I just realized today that it’s Tuesday already, which means Monday, somehow, did that ninja-sneak thing where it manages to squeak by without me realizing it. And, of course, this means that I am now two days into a new week and one day behind. I stared at my calendar this morning in my half-awake state and thought about how I wished I hadn’t forgotten to do my blog post yesterday.
And then, that led me to think about wishing, in general. And about how I spend a lot of time wishing for things. Mostly, I wish I was “more”. You know, more capable of achieving perfection — or, well, the ideal of “perfection” that the people around me seem to have. I wish I was more organized. Or braver. Or prettier. Or thinner. Or taller. I wish for taller a lot; I think it’s because my mom is only five feet tall, and she always felt I “fell short” (literally) because I didn’t manage to hit six feet. Sometimes, I wish I was funnier or more clever. I wish I had better hair. I really wish I had better hair. I wish I could summon up the energy to give a shit about the things that are supposed to be (according to others) so important to me. I wish I had my life together. I used to think I had all my proverbial ducks in a row, walking the straight and narrow and quacking exactly on cue. Now, in my second twenties, I realize all of that was a shabby illusion, and I am more lost and confused now than I was decades ago. The difference is that the world around us makes allowances for “lost” when you are in your twenties. People expect it. But the universe doesn’t like it when the same thing happens to a chubby chick pushing the big 5-0.
I wish I could go back in time and change things. Would I make the same decisions if I had it all to do over again? Would I still end up where I am now — a nobody with no prospects and little future, who failed entirely to live up to her potential? Would I make the same mistakes? Were the choices I made even mistakes at all? I wish I could right the wrongs I did in my past. They were mostly unintentional: things done or said carelessly, because I was young and stupid about the world and about life. Even so, those things haunt me. I can’t find forgiveness in my heart for them.
I wish I had been able to have a second child. Oh, how I wish that. I particularly wish it when people ask me to explain WHY I chose to have an only child, as if my reproductive choices are any of their business. As if I have to justify myself. I wish it when people ask me if I worry about my daughter being all alone in the world after my husband and I are gone. Of course I worry about that. And yet, I have to remind myself of how very blessed I am. Having that one, precious child wasn’t easy for my husband and me. We really had to work for it. For a long time. I am lucky — so lucky — to have her. I know that. I KNOW that. Still, it doesn’t stop me from wishing for more, because I am human and I think we are all inherently a bit selfish and grabby with life.

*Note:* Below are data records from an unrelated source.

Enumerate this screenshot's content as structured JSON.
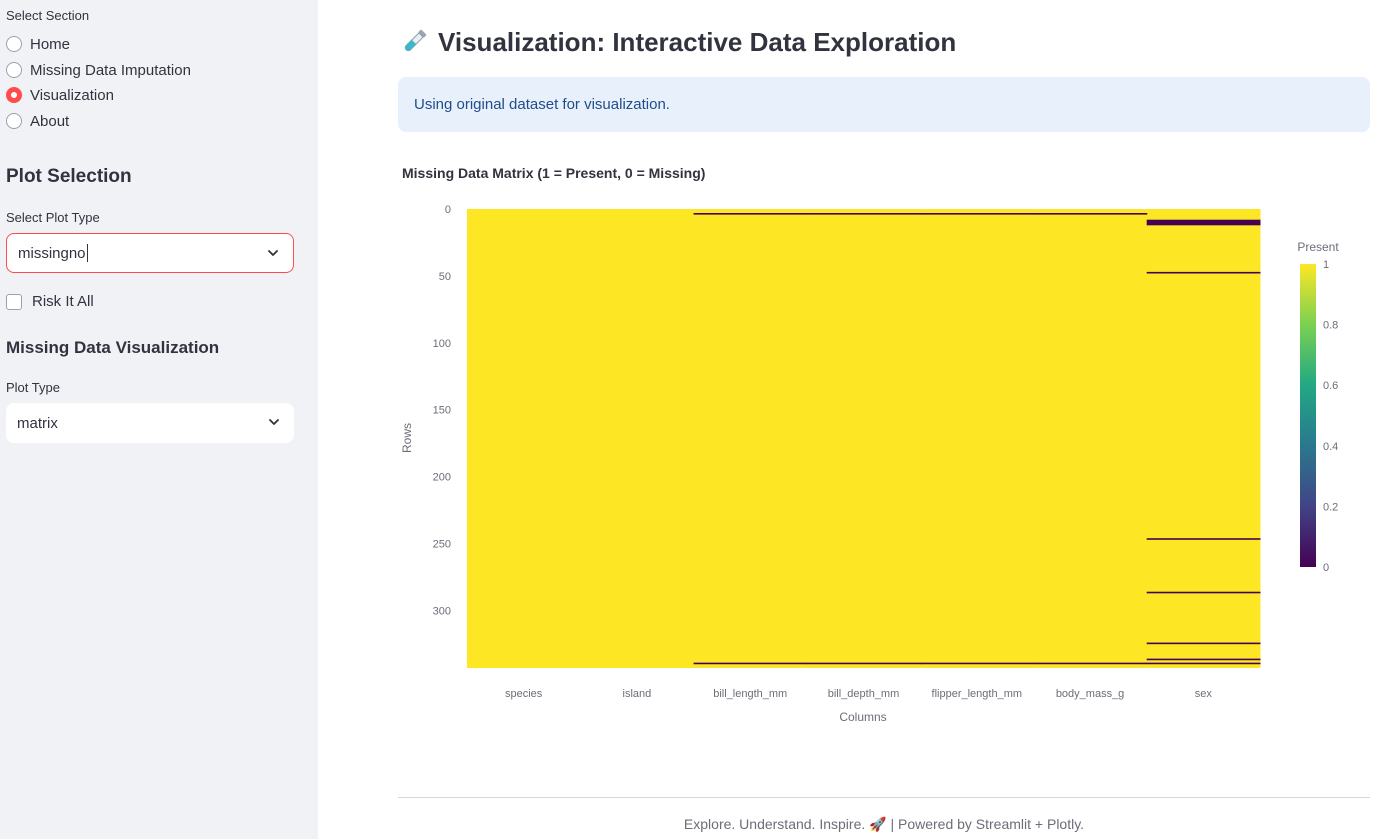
{
  "sidebar": {
    "section_label": "Select Section",
    "sections": [
      {
        "label": "Home",
        "selected": false
      },
      {
        "label": "Missing Data Imputation",
        "selected": false
      },
      {
        "label": "Visualization",
        "selected": true
      },
      {
        "label": "About",
        "selected": false
      }
    ],
    "plot_selection_heading": "Plot Selection",
    "plot_type_label": "Select Plot Type",
    "plot_type_value": "missingno",
    "risk_label": "Risk It All",
    "risk_checked": false,
    "missing_viz_heading": "Missing Data Visualization",
    "missing_plot_label": "Plot Type",
    "missing_plot_value": "matrix"
  },
  "main": {
    "title": "Visualization: Interactive Data Exploration",
    "title_icon": "test-tube-icon",
    "info_text": "Using original dataset for visualization.",
    "footer_text": "Explore. Understand. Inspire. 🚀 | Powered by Streamlit + Plotly."
  },
  "colors": {
    "accent": "#ff4b4b",
    "present": "#fde725",
    "missing": "#440154"
  },
  "chart_data": {
    "type": "heatmap",
    "title": "Missing Data Matrix (1 = Present, 0 = Missing)",
    "xlabel": "Columns",
    "ylabel": "Rows",
    "categories": [
      "species",
      "island",
      "bill_length_mm",
      "bill_depth_mm",
      "flipper_length_mm",
      "body_mass_g",
      "sex"
    ],
    "y_ticks": [
      0,
      50,
      100,
      150,
      200,
      250,
      300
    ],
    "y_range": [
      0,
      343
    ],
    "colorbar_title": "Present",
    "colorbar_ticks": [
      0,
      0.2,
      0.4,
      0.6,
      0.8,
      1
    ],
    "colorscale": "viridis",
    "missing_cells": {
      "bill_length_mm": [
        3,
        339
      ],
      "bill_depth_mm": [
        3,
        339
      ],
      "flipper_length_mm": [
        3,
        339
      ],
      "body_mass_g": [
        3,
        339
      ],
      "sex": [
        8,
        9,
        10,
        11,
        47,
        246,
        286,
        324,
        336,
        339
      ]
    }
  }
}
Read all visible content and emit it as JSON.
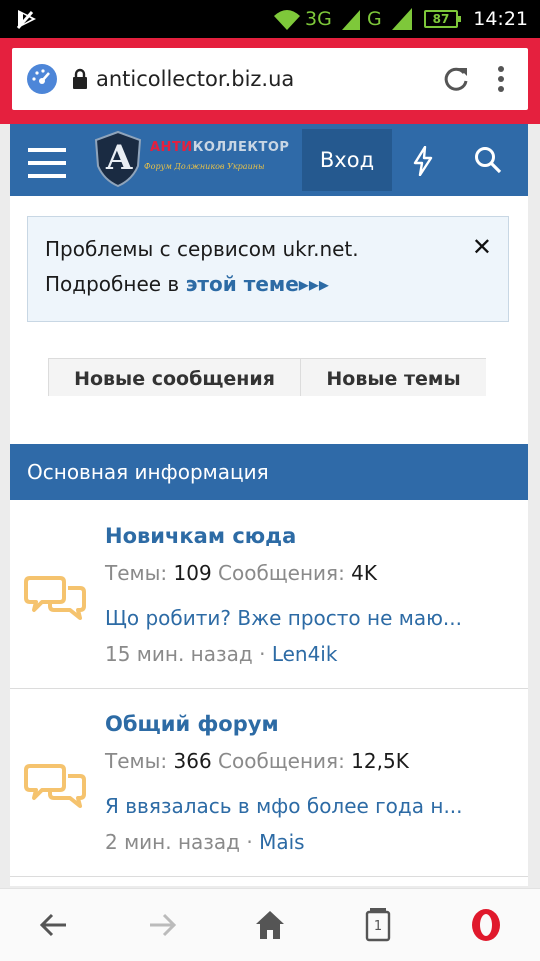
{
  "status_bar": {
    "network_1": "3G",
    "network_2": "G",
    "battery": "87",
    "time": "14:21"
  },
  "browser": {
    "url": "anticollector.biz.ua"
  },
  "header": {
    "logo_text_red": "АНТИ",
    "logo_text_white": "КОЛЛЕКТОР",
    "logo_subtitle": "Форум Должников Украины",
    "logo_letter": "A",
    "login_label": "Вход"
  },
  "notice": {
    "line1": "Проблемы с сервисом ukr.net.",
    "line2_prefix": "Подробнее в ",
    "link": "этой теме▸▸▸",
    "close": "✕"
  },
  "tabs": [
    {
      "label": "Новые сообщения"
    },
    {
      "label": "Новые темы"
    }
  ],
  "section": {
    "title": "Основная информация"
  },
  "forums": [
    {
      "title": "Новичкам сюда",
      "topics_label": "Темы:",
      "topics": "109",
      "posts_label": "Сообщения:",
      "posts": "4K",
      "last_thread": "Що робити? Вже просто не маю...",
      "time": "15 мин. назад",
      "separator": " · ",
      "user": "Len4ik"
    },
    {
      "title": "Общий форум",
      "topics_label": "Темы:",
      "topics": "366",
      "posts_label": "Сообщения:",
      "posts": "12,5K",
      "last_thread": "Я ввязалась в мфо более года н...",
      "time": "2 мин. назад",
      "separator": " · ",
      "user": "Mais"
    }
  ],
  "bottom_nav": {
    "tabs_count": "1"
  },
  "colors": {
    "accent_blue": "#2f6aa8",
    "link_blue": "#2d6ba5",
    "browser_red": "#e5203e",
    "opera_red": "#e0192c",
    "forum_icon": "#f5c36e"
  }
}
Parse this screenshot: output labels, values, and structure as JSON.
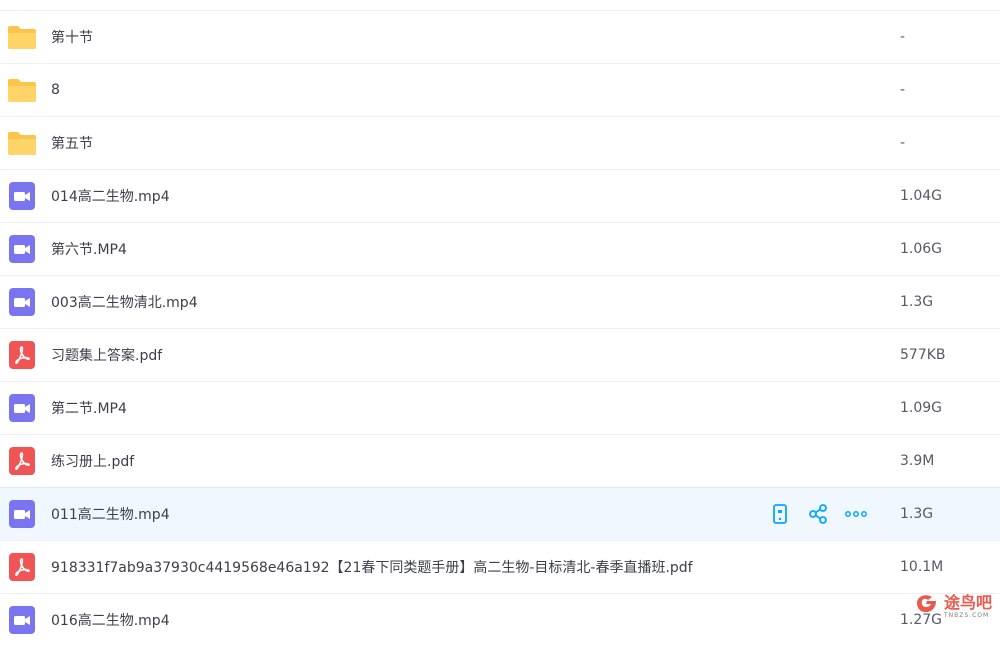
{
  "files": [
    {
      "type": "folder",
      "name": "第十节",
      "size": "-"
    },
    {
      "type": "folder",
      "name": "8",
      "size": "-"
    },
    {
      "type": "folder",
      "name": "第五节",
      "size": "-"
    },
    {
      "type": "video",
      "name": "014高二生物.mp4",
      "size": "1.04G"
    },
    {
      "type": "video",
      "name": "第六节.MP4",
      "size": "1.06G"
    },
    {
      "type": "video",
      "name": "003高二生物清北.mp4",
      "size": "1.3G"
    },
    {
      "type": "pdf",
      "name": "习题集上答案.pdf",
      "size": "577KB"
    },
    {
      "type": "video",
      "name": "第二节.MP4",
      "size": "1.09G"
    },
    {
      "type": "pdf",
      "name": "练习册上.pdf",
      "size": "3.9M"
    },
    {
      "type": "video",
      "name": "011高二生物.mp4",
      "size": "1.3G",
      "selected": true
    },
    {
      "type": "pdf",
      "name": "918331f7ab9a37930c4419568e46a192【21春下同类题手册】高二生物-目标清北-春季直播班.pdf",
      "size": "10.1M"
    },
    {
      "type": "video",
      "name": "016高二生物.mp4",
      "size": "1.27G"
    }
  ],
  "row_actions": [
    "phone-icon",
    "share-icon",
    "more-icon"
  ],
  "watermark": {
    "text": "途鸟吧",
    "sub": "TNBZS.COM"
  },
  "colors": {
    "folder": "#fcc54a",
    "video": "#7a74f0",
    "pdf": "#f05454",
    "accent": "#06a7ff"
  }
}
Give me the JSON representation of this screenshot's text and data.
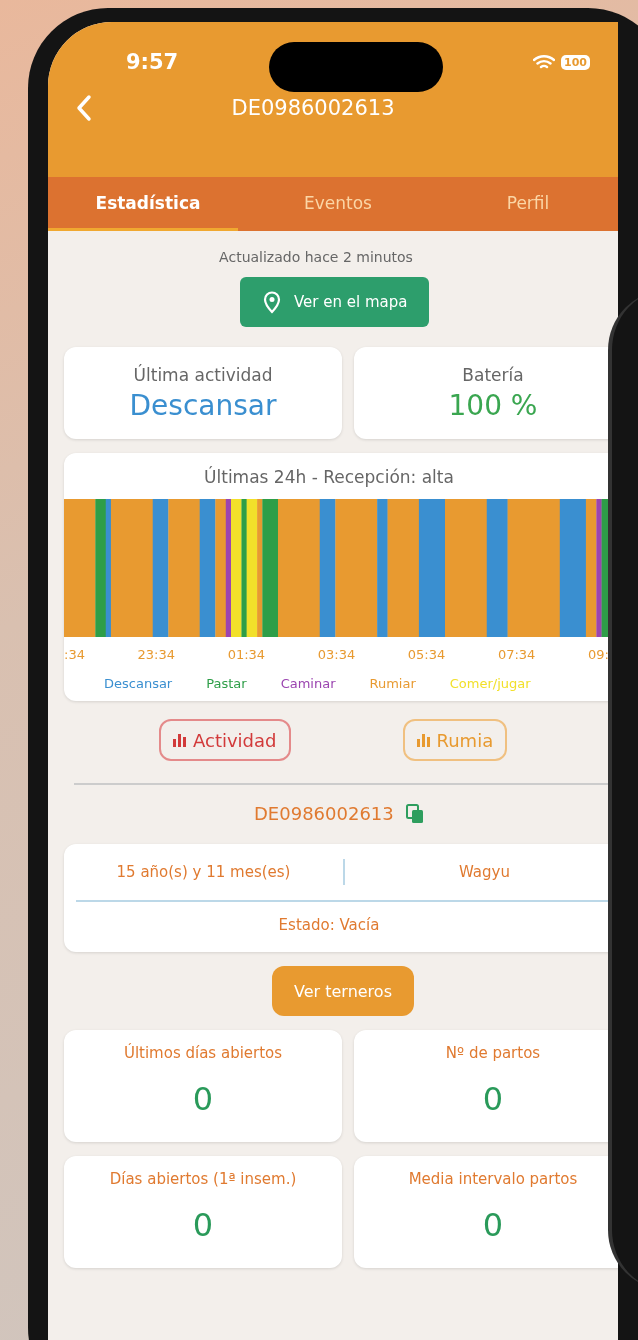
{
  "status_bar": {
    "time": "9:57",
    "battery": "100"
  },
  "header": {
    "title": "DE0986002613"
  },
  "tabs": [
    {
      "label": "Estadística",
      "selected": true
    },
    {
      "label": "Eventos",
      "selected": false
    },
    {
      "label": "Perfil",
      "selected": false
    }
  ],
  "updated": "Actualizado hace 2 minutos",
  "map_button": "Ver en el mapa",
  "summary": [
    {
      "label": "Última actividad",
      "value": "Descansar",
      "kind": "activity"
    },
    {
      "label": "Batería",
      "value": "100 %",
      "kind": "battery"
    }
  ],
  "activity_chart": {
    "title": "Últimas 24h - Recepción: alta",
    "times": [
      ":34",
      "23:34",
      "01:34",
      "03:34",
      "05:34",
      "07:34",
      "09:"
    ],
    "legend": [
      {
        "label": "Descansar",
        "color": "#3a8fd0"
      },
      {
        "label": "Pastar",
        "color": "#2e9e48"
      },
      {
        "label": "Caminar",
        "color": "#9b45b0"
      },
      {
        "label": "Rumiar",
        "color": "#e89a30"
      },
      {
        "label": "Comer/jugar",
        "color": "#f2e02a"
      }
    ]
  },
  "chart_buttons": [
    {
      "label": "Actividad",
      "kind": "activity"
    },
    {
      "label": "Rumia",
      "kind": "rumination"
    }
  ],
  "animal_id": "DE0986002613",
  "info": {
    "age": "15 año(s) y 11 mes(es)",
    "breed": "Wagyu",
    "status": "Estado: Vacía"
  },
  "calves_button": "Ver terneros",
  "stats": [
    {
      "label": "Últimos días abiertos",
      "value": "0"
    },
    {
      "label": "Nº de partos",
      "value": "0"
    },
    {
      "label": "Días abiertos (1ª insem.)",
      "value": "0"
    },
    {
      "label": "Media intervalo partos",
      "value": "0"
    }
  ]
}
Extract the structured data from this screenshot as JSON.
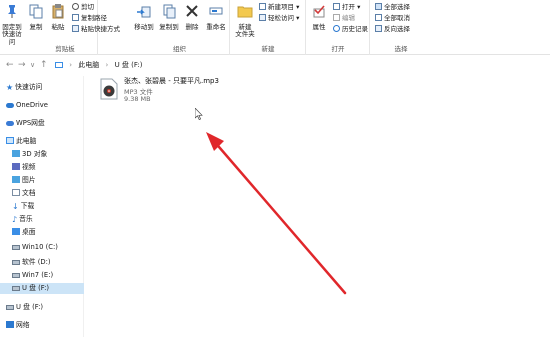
{
  "ribbon": {
    "clipboard": {
      "label": "剪贴板",
      "pin_label_1": "固定到",
      "pin_label_2": "快速访问",
      "copy_label": "复制",
      "paste_label": "粘贴",
      "cut_label": "剪切",
      "copy_path_label": "复制路径",
      "paste_shortcut_label": "粘贴快捷方式"
    },
    "organize": {
      "label": "组织",
      "move_to_label": "移动到",
      "copy_to_label": "复制到",
      "delete_label": "删除",
      "rename_label": "重命名"
    },
    "new": {
      "label": "新建",
      "new_folder_1": "新建",
      "new_folder_2": "文件夹",
      "new_item_label": "新建项目",
      "easy_access_label": "轻松访问"
    },
    "open": {
      "label": "打开",
      "properties_label": "属性",
      "open_label": "打开",
      "edit_label": "编辑",
      "history_label": "历史记录"
    },
    "select": {
      "label": "选择",
      "select_all_label": "全部选择",
      "select_none_label": "全部取消",
      "invert_label": "反向选择"
    }
  },
  "address": {
    "crumbs": [
      "此电脑",
      "U 盘 (F:)"
    ]
  },
  "sidebar": {
    "items": [
      {
        "label": "快速访问",
        "icon": "star-icon",
        "color": "#2b79d0"
      },
      {
        "label": "OneDrive",
        "icon": "cloud-icon",
        "color": "#2b79d0"
      },
      {
        "label": "WPS网盘",
        "icon": "cloud-icon",
        "color": "#3a7bd5"
      },
      {
        "label": "此电脑",
        "icon": "computer-icon",
        "color": "#3a8ee6"
      },
      {
        "label": "3D 对象",
        "icon": "cube-icon",
        "color": "#4aa3df"
      },
      {
        "label": "视频",
        "icon": "video-icon",
        "color": "#5c6bc0"
      },
      {
        "label": "图片",
        "icon": "picture-icon",
        "color": "#4aa3df"
      },
      {
        "label": "文档",
        "icon": "document-icon",
        "color": "#7b8ea3"
      },
      {
        "label": "下载",
        "icon": "download-icon",
        "color": "#2b79d0"
      },
      {
        "label": "音乐",
        "icon": "music-icon",
        "color": "#2b79d0"
      },
      {
        "label": "桌面",
        "icon": "desktop-icon",
        "color": "#3a8ee6"
      },
      {
        "label": "Win10 (C:)",
        "icon": "drive-icon",
        "color": "#6b7b8c"
      },
      {
        "label": "软件 (D:)",
        "icon": "drive-icon",
        "color": "#6b7b8c"
      },
      {
        "label": "Win7 (E:)",
        "icon": "drive-icon",
        "color": "#6b7b8c"
      },
      {
        "label": "U 盘 (F:)",
        "icon": "usb-drive-icon",
        "color": "#6b7b8c"
      },
      {
        "label": "U 盘 (F:)",
        "icon": "usb-drive-icon",
        "color": "#6b7b8c"
      },
      {
        "label": "网络",
        "icon": "network-icon",
        "color": "#2b79d0"
      }
    ]
  },
  "file": {
    "name": "张杰、张碧晨 - 只要平凡.mp3",
    "type": "MP3 文件",
    "size": "9.38 MB"
  },
  "colors": {
    "selection": "#cce4f7",
    "annotation_arrow": "#e0272b"
  }
}
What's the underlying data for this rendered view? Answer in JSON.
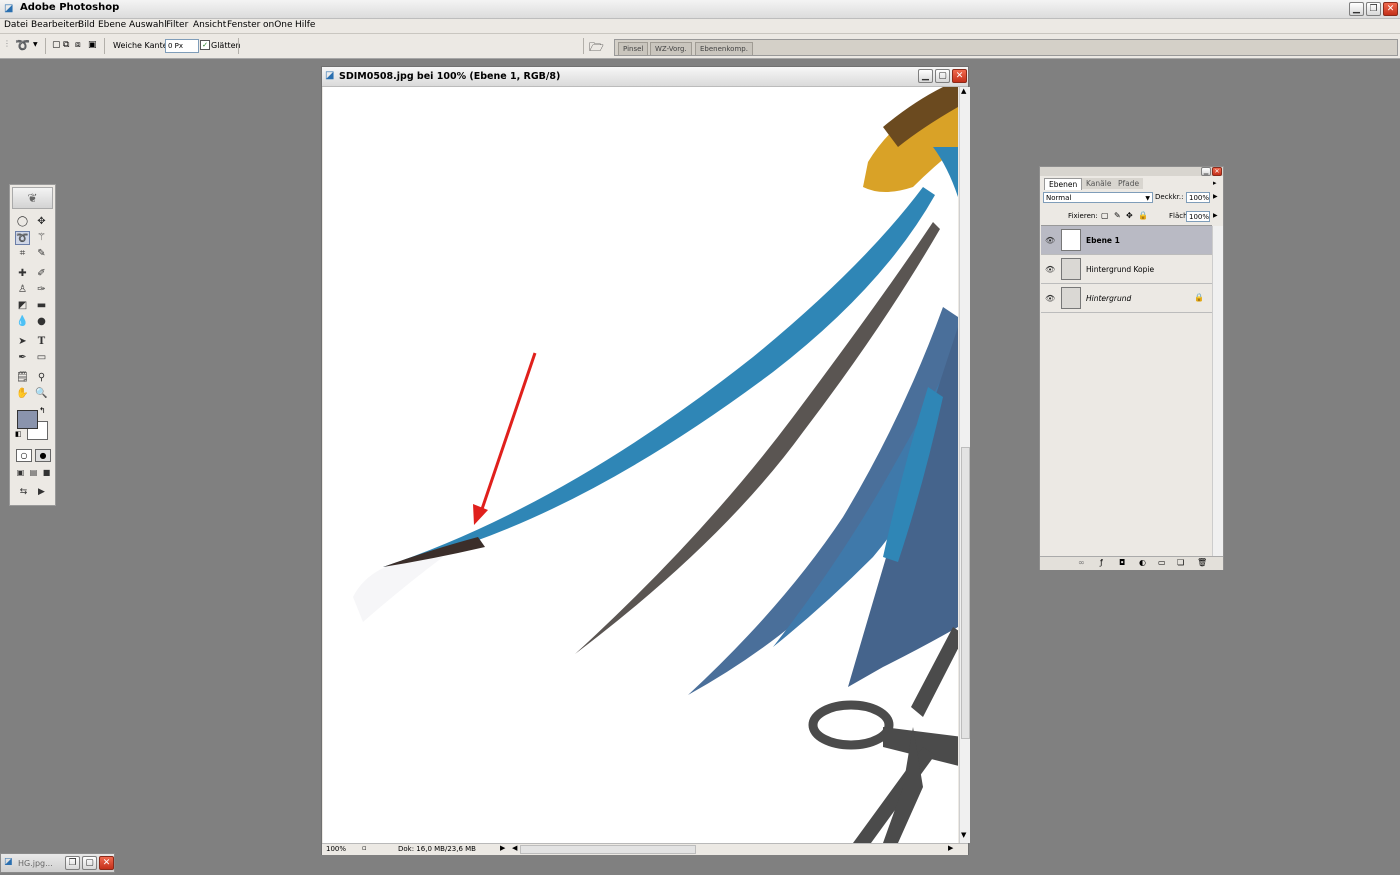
{
  "app": {
    "title": "Adobe Photoshop"
  },
  "menu": [
    "Datei",
    "Bearbeiten",
    "Bild",
    "Ebene",
    "Auswahl",
    "Filter",
    "Ansicht",
    "Fenster",
    "onOne",
    "Hilfe"
  ],
  "options": {
    "feather_label": "Weiche Kante:",
    "feather_value": "0 Px",
    "antialias_label": "Glätten",
    "antialias_checked": true
  },
  "palette_well": {
    "tabs": [
      "Pinsel",
      "WZ-Vorg.",
      "Ebenenkomp."
    ]
  },
  "document": {
    "title": "SDIM0508.jpg bei 100% (Ebene 1, RGB/8)",
    "zoom": "100%",
    "doc_size": "Dok: 16,0 MB/23,6 MB"
  },
  "layers_panel": {
    "tabs": [
      "Ebenen",
      "Kanäle",
      "Pfade"
    ],
    "blend_mode": "Normal",
    "opacity_label": "Deckkr.:",
    "opacity_value": "100%",
    "lock_label": "Fixieren:",
    "fill_label": "Fläche:",
    "fill_value": "100%",
    "layers": [
      {
        "name": "Ebene 1",
        "selected": true
      },
      {
        "name": "Hintergrund Kopie",
        "selected": false
      },
      {
        "name": "Hintergrund",
        "selected": false,
        "locked": true
      }
    ]
  },
  "minimized_window": {
    "title": "HG.jpg..."
  },
  "colors": {
    "foreground": "#8a94ad",
    "background": "#ffffff",
    "annotation_arrow": "#e0201c",
    "feather": "#2f86b6"
  },
  "icons": {
    "tools": [
      "marquee-icon",
      "move-icon",
      "lasso-icon",
      "magic-wand-icon",
      "crop-icon",
      "slice-icon",
      "healing-brush-icon",
      "brush-icon",
      "clone-stamp-icon",
      "history-brush-icon",
      "eraser-icon",
      "gradient-icon",
      "blur-icon",
      "dodge-icon",
      "path-select-icon",
      "type-icon",
      "pen-icon",
      "shape-icon",
      "notes-icon",
      "eyedropper-icon",
      "hand-icon",
      "zoom-icon"
    ]
  }
}
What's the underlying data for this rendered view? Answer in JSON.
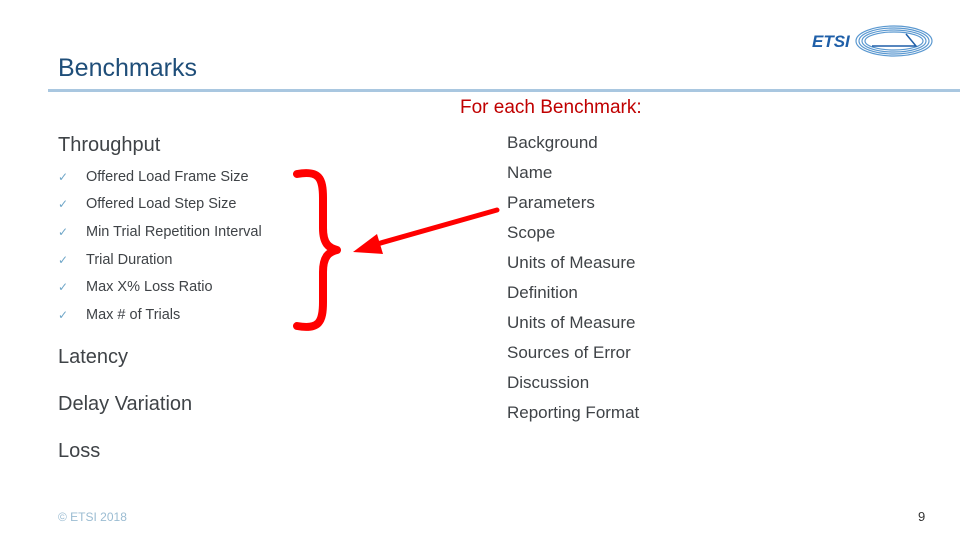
{
  "slide": {
    "title": "Benchmarks",
    "logo_text": "ETSI",
    "accent_color": "#1f4e79",
    "highlight_color": "#c00000",
    "arrow_color": "#ff0000"
  },
  "left": {
    "sections": [
      {
        "heading": "Throughput",
        "items": [
          "Offered Load Frame Size",
          "Offered Load Step Size",
          "Min Trial Repetition Interval",
          "Trial Duration",
          "Max X% Loss Ratio",
          "Max # of Trials"
        ]
      },
      {
        "heading": "Latency"
      },
      {
        "heading": "Delay Variation"
      },
      {
        "heading": "Loss"
      }
    ],
    "bullet_icon": "checkmark-icon",
    "bullet_glyph": "✓"
  },
  "right": {
    "heading": "For each Benchmark:",
    "items": [
      "Background",
      "Name",
      "Parameters",
      "Scope",
      "Units of Measure",
      "Definition",
      "Units of Measure",
      "Sources of Error",
      "Discussion",
      "Reporting Format"
    ]
  },
  "footer": {
    "copyright": "© ETSI 2018",
    "page_number": "9"
  }
}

Often, I wish I was a different person entirely. This wish kind of encompasses all the other, smaller wishes I have (braver, thinner, better hair, taller, etc …). I think this is why I love writing so much. When the words are flowing and I can feel the world that I see so clearly in my mind jumping out onto the page, I really can be a different person — someone who has exciting adventures, or someone who doesn’t have exciting adventures but is okay with that, or … well, whatever. When the writing is good, I can be anyone I want to be, even if it’s just for a little while and only in my imagination.
Lately, though, writing has been The Suck. So I spend a lot of time staring at my computer screen’s dastardly blinking cursor and wishing I could figure out why my words have deserted me. I also spend a lot of time distracting myself away from writing by finding little, unimportant tasks to occupy my mind. I know I am afraid, and that’s why I’m doing my level best to avoid the whole thing. Even though I hate myself for doing that. Even though avoiding writing makes me feel even worse, even more like a failure. I wish I could figure out how to stop ignoring the thoughts and words in my brain and start putting them out there. It’s the only thing I ever really wanted to do — the only thing that was ever truly “me” and not something I did or wanted because the people around me wanted it for me. It hurts to think that, maybe, all of that is gone. I wish I was brave enough to believe in myself.
Mostly, though, I wish I could stand in front of the mirror and look at myself — really, really look at myself — with compassion and love. I wish I could smile at reflection me and tell her, “Hey. Don’t worry. You’re okay. It’s okay to be who you are.” And I wish she would believe me. I wish I believed it, too.